The draft copyright directive includes an article seeking to reform the safe harbour that, the music industry argues, is exploited by platforms like YouTube to secure much better deals from record companies, music publishers and collecting societies, and in doing so creating this ‘value gap’ in the digital music sector. The current draft of the safe harbour article is a little bit waffley, and both the music industry and the tech giants are trying to get the clause amended to their advantage.

Going over old ground, Dugher writes: “User-upload streaming services such as YouTube pay only a fraction of the royalties of other music services despite being the most popular source of music consumption by far. That estimated revenue generated per user is $20 for Spotify, compared with less than $1 for YouTube, clearly demonstrates the existence of a ‘value gap’ that distorts the online music market”.

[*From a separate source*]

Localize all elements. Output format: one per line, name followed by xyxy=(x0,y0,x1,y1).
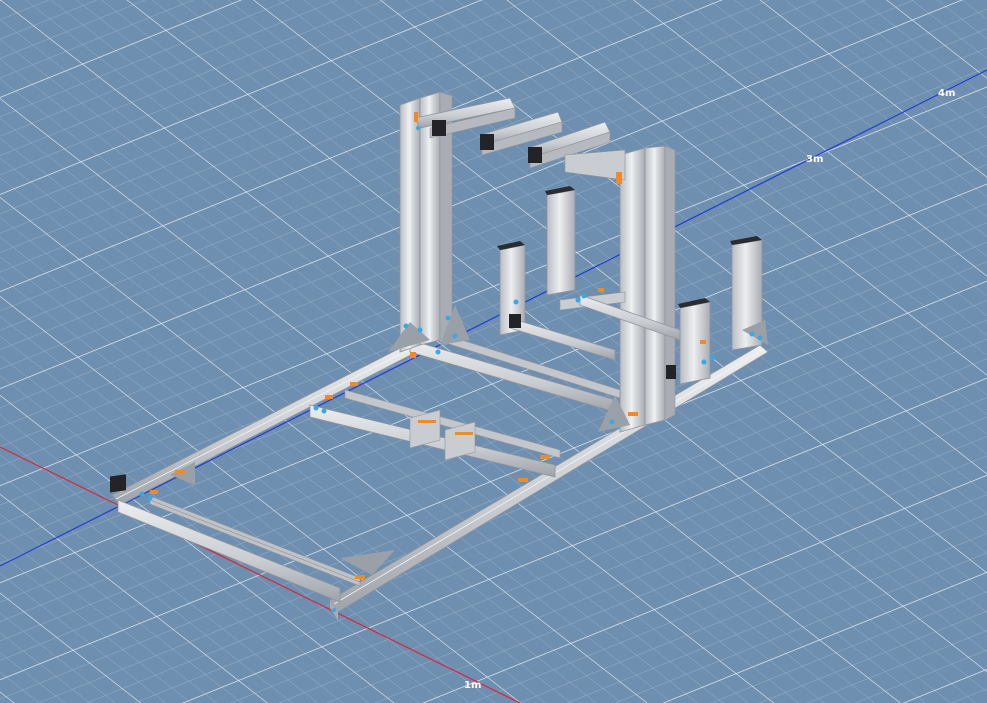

He goes on: “This significantly reduces the amount of money composers and performers receive for their creative endeavours from user-upload streaming services when compared to licensed streaming services such as Spotify and Apple Music. Not only are composers, performers and music businesses losing out, it also interferes with establishing a functioning market. Digital music services cannot operate on a level playing field as a result”.

Bringing it all back to safe harbour, Dugher continues: “Excuses are put forward by user-upload streaming services that they are purely passive hosting services and should therefore be exempt from liability. This should not be accepted. These services play an active role for commercial purposes, meaning they should not be entitled to an exemption from liability. Information society services have developed considerably in the last seventeen years, when the exceptions were introduced in the E-commerce Directive 2000, and will only rarely be limited to a passive role”.

To that end, he says, “amendments clarifying that there is no ambiguity and that user-upload streaming services are liable for music should be supported”.

Any amendments to the contrary should be resisted, he adds. “The European Parliament IMCO Committee provided its opinion on 8 Jun and suggested the introduction of a user-generated content exception to the directive. This would only really benefit the commercial interests of digital providers of online sharing platforms”.

“Given the wide scope of the exception, including reference to entertainment, there is a concern that if put into practice it could have a devastating impact on commercial negotiations. This could have a profound impact on the creative community with rights holders having to initiate expensive legal proceedings to establish the actual boundaries of such an exception”.

So that’s all lovely isn’t it? Value gap, value gap, value gap. Safe harbours, safe harbours, safe harbours.